Labor issues aren’t the only issues facing Verizon. The carrier is expected to report even more local phone line loss in the second quarter, due to competition in Maryland, Virginia, and Massachusetts from AT&T Corp. (NYSE: T). DSL adoption is also expected to disappoint, coming in nearly flat from first-quarter 2003 results, despite the carrier’s lower pricing scheme.

The impact of the labor ruling, coupled with increasing competition in the local phone market, has made at least one analyst more cautious about the company’s stock.

"On a relative basis, the company could be in for a comparatively rougher ride versus its Bell peers over the next three months,” writes John Hodulik, an analyst with UBS Investment Research, in a research note this morning. Despite believing that Verizon's wireless fundamentals are the "strongest in the industry," he expects weaker overall performance from Verizon, compared to other Bells, in the next few quarters.

For one thing, Hodulik estimates the impact of the rehire ruling to be an additional $30 million to $60 million, assuming that the company does not reverse a part of that charge but keeps these employees on the books through the end of 2003.

What's more, Verizon's labor problems seem to be worsening. As the carrier prepares for new contract talks, management and labor appear to be far apart on several issues, including healthcare contributions, absenteeism, job security, work transfers, and the unionization of Verizon Wireless. Hodulik believes Friday’s ruling will only harden the union’s stance in the negotiations, especially when it comes to job security.

"The decision does not change the need for the company to address the challenges facing the business," the company said in a prepared statement. "The difficult business conditions facing the company, the same conditions that caused the layoffs, all remain. The company and unions will have to address job security issues in the current bargaining to match them to the changing telecommunications industry."
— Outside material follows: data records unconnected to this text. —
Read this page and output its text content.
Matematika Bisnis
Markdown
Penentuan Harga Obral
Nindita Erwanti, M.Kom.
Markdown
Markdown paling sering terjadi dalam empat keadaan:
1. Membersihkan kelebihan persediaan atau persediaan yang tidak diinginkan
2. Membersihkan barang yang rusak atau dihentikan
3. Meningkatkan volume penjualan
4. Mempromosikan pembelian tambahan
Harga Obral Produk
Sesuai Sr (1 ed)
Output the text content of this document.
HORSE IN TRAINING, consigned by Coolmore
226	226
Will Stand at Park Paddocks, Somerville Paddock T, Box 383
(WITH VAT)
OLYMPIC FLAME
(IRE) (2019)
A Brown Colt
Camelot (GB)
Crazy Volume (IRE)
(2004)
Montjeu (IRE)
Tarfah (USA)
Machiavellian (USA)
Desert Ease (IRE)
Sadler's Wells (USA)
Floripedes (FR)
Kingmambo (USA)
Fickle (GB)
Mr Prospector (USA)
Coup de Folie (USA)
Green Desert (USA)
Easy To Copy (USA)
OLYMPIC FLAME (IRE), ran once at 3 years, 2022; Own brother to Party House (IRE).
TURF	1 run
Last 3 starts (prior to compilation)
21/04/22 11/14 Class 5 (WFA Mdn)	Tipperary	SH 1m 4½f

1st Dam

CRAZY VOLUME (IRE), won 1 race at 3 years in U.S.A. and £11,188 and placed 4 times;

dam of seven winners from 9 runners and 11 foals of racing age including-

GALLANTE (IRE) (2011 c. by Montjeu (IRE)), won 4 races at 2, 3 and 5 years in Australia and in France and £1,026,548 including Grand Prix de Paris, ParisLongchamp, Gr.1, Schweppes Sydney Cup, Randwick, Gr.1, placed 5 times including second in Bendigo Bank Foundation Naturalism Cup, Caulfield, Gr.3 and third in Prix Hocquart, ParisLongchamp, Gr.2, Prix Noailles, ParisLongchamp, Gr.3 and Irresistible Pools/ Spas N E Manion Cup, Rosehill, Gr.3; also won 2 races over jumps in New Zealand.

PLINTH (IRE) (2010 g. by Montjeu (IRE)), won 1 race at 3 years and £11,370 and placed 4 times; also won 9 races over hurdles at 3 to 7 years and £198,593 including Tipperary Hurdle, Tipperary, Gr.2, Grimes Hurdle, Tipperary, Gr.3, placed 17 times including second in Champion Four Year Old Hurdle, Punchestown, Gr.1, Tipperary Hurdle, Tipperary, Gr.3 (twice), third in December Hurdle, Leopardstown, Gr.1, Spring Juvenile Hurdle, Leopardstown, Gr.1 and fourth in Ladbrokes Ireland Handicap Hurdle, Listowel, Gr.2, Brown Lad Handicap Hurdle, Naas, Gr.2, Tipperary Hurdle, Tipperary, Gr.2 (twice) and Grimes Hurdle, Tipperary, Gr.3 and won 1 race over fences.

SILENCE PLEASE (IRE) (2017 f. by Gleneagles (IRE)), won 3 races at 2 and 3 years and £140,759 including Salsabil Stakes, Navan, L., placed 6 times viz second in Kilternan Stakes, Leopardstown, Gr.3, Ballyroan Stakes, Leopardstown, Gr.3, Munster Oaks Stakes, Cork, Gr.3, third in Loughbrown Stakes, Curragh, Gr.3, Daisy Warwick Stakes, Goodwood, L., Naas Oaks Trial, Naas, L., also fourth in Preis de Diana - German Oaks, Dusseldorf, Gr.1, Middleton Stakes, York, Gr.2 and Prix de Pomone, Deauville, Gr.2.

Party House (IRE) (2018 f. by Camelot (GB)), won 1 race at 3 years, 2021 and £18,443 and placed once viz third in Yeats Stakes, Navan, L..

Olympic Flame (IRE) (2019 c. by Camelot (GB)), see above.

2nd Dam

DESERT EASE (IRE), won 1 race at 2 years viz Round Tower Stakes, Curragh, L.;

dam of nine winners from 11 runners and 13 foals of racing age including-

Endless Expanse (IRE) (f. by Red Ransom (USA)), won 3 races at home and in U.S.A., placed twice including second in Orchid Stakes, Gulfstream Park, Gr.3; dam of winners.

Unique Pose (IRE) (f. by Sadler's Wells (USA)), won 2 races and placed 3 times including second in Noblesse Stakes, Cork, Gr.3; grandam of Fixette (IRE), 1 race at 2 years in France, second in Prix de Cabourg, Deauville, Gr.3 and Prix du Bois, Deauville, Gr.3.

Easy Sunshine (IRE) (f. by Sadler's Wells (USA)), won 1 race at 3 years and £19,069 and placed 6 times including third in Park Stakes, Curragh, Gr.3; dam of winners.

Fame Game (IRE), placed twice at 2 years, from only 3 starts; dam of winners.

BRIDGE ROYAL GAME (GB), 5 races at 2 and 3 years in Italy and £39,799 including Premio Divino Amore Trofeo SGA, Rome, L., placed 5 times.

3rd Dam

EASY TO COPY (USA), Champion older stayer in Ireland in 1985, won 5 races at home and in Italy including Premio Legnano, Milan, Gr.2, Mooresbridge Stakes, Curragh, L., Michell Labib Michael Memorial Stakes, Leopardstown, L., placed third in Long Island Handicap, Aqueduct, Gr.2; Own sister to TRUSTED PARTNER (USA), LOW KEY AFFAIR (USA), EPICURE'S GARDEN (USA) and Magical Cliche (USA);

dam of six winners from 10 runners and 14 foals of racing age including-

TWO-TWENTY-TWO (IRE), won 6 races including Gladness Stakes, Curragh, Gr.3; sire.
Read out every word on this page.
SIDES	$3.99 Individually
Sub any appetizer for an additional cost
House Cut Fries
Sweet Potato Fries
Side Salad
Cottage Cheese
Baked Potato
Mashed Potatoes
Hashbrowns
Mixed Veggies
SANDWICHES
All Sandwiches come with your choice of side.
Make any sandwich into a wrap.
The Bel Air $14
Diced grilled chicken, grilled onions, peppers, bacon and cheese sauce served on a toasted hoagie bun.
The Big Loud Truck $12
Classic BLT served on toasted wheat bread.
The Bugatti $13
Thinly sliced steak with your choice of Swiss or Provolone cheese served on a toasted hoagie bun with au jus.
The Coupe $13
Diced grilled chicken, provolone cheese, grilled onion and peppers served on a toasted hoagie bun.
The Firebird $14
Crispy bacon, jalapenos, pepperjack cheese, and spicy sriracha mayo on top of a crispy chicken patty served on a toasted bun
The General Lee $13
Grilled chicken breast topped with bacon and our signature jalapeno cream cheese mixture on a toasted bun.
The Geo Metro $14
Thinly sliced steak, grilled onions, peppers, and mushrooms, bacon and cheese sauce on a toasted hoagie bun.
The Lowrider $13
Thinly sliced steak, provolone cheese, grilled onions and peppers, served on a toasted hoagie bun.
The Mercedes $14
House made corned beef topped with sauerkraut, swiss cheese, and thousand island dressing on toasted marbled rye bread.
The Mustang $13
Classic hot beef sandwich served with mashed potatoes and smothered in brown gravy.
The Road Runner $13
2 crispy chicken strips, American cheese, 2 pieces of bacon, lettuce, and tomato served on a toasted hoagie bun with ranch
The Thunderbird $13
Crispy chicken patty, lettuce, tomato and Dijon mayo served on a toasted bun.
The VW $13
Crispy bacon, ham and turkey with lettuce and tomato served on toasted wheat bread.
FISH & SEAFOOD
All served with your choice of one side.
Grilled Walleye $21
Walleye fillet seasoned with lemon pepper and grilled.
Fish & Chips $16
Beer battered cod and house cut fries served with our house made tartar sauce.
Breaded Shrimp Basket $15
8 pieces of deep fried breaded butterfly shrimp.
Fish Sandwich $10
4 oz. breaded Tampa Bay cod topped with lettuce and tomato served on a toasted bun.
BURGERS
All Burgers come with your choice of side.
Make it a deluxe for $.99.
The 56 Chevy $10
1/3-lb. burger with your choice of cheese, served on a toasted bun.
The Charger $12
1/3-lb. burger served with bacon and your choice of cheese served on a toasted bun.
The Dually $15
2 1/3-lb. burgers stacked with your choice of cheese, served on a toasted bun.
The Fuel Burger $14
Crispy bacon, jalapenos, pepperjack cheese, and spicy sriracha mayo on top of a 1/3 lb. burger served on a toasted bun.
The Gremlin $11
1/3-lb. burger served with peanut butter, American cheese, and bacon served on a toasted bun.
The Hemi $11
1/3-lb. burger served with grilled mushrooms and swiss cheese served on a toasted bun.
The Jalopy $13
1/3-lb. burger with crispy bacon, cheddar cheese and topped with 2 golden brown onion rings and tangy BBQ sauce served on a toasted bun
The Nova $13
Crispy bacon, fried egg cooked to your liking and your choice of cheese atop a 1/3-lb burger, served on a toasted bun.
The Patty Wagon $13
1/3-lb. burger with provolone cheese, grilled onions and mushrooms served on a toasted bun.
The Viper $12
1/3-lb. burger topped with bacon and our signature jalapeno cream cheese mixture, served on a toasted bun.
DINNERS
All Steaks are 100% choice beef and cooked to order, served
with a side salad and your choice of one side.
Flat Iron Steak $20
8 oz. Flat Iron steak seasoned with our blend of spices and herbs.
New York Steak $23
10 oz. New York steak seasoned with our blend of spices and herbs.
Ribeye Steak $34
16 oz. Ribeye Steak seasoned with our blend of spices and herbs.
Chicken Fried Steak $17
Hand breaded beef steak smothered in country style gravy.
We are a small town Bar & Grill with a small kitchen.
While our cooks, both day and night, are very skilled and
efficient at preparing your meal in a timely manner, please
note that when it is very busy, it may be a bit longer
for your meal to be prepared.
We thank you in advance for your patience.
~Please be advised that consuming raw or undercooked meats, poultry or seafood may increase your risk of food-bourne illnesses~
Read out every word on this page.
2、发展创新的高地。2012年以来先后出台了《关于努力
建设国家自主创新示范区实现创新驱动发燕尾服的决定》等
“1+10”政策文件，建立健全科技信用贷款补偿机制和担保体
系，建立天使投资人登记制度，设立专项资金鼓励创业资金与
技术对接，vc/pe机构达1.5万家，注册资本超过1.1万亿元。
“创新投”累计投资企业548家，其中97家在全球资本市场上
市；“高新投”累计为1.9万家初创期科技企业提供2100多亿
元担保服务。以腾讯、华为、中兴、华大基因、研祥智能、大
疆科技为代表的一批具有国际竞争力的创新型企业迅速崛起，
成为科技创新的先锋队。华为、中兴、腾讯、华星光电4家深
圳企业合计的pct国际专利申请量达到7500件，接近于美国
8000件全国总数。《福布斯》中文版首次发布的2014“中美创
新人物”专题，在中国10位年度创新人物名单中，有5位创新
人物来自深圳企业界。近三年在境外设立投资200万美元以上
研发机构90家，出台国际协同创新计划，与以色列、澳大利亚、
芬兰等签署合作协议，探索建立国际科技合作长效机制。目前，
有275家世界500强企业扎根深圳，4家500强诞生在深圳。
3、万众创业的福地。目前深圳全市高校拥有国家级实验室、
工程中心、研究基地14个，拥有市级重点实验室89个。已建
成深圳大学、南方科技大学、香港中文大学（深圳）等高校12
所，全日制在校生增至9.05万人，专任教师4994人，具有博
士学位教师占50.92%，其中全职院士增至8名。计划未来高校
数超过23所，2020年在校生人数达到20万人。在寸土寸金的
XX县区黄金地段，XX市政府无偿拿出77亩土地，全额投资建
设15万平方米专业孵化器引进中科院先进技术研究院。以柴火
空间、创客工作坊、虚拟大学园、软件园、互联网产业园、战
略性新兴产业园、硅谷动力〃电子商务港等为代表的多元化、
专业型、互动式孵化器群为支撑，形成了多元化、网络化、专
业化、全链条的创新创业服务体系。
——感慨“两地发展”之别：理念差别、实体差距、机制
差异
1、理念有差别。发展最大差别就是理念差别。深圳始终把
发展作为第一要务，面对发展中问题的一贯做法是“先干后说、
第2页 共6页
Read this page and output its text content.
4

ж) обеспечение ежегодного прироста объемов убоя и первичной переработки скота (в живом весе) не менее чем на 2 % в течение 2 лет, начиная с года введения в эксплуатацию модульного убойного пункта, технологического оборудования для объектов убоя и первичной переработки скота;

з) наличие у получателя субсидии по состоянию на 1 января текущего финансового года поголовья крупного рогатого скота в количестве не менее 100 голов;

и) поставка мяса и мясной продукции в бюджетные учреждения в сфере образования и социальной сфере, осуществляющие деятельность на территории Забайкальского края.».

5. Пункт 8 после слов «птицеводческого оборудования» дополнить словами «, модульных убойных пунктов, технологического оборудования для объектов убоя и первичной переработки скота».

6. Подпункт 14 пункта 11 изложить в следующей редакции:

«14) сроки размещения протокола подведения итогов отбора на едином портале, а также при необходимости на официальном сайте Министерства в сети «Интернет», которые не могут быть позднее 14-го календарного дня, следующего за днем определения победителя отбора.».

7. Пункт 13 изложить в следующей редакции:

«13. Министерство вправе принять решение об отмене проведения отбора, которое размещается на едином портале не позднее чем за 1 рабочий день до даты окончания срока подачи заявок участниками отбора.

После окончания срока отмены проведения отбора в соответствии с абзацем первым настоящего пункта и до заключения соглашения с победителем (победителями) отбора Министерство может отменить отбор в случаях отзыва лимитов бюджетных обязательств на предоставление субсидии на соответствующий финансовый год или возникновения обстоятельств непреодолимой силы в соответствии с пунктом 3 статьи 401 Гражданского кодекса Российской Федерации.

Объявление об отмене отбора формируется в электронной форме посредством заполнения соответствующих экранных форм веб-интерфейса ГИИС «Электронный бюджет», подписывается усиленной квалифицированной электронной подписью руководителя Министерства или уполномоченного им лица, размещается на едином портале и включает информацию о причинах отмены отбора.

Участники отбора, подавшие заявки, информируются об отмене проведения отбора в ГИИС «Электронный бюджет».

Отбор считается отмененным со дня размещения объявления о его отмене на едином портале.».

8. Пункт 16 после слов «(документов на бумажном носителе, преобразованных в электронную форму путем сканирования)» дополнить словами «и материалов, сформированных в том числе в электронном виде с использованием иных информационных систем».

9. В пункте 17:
A prolonged strike could hurt the company’s earnings and may cause the company to adjust its outlook, says Hodulik. He also points out that shares in Verizon stock dropped 15 percent one month prior to the last Verizon strike, which lasted for a week in August 2000.

Hodulik maintains his Neutral 1 rating on the stock. SBC Communications Inc. (NYSE: SBC) is his top pick among the Bells. While local phone line additions are also expected to decline for SBC, he says the carrier will likely accelerate its DSL additions, which showed the strongest quarter ever for any of the Bells in the first quarter of 2003. Also, SBC’s long-distance entry should be complete in the middle of the fourth quarter of 2003, and results from its partnership with Cingular Wireless should show improvement.

Verizon was trading down $0.77 (1.00%) to $38 today. SBC was up in morning trading, but then fell $0.04 (0.16%) to $26.68. BellSouth Corp. (NYSE: BLS) and Qwest Communications International Inc. (NYSE: Q) were both trading up -- BellSouth up $0.25 (0.95%) to $26.68 and Qwest up $0.07 (1.47%) to $4.82.

— Marguerite Reardon, Senior Editor, Light Reading

chip0145 12/4/2012 | 11:45:36 PM
re: Verizon Hits Rocky Road So the rot has or is setting in.Years of inactivity in modernizing their network is paying off.I think that the MSOs can provide the technology to deliver what the public and enterprise is looking for--- triple play services.
The dinarsoars died a long time ago, but we have to live with the few that have survived.Long live the world of change, it cannot happen fast enough for me.
inauniversefarfaraway 12/4/2012 | 11:45:31 PM
re: Verizon Hits Rocky Road Who was the "poster" who was claiming that Verizon
was an almighty company vying for DSL dominance
during the "Dead Loop Carrier" thread?

Perhaps this person can now elucidate this news, and how it must be inaccurate. Perhaps this same poster can tell us how DSL will turn Verizon's fortunes around, and how the company he is championing is going to do this. Your wisdom is needed more than ever.

DSL is going to beat cable? Right.

telebud 12/4/2012 | 11:43:31 PM
re: Verizon Hits Rocky Road we never stop working for you.
...ooops until we go out on strike!!!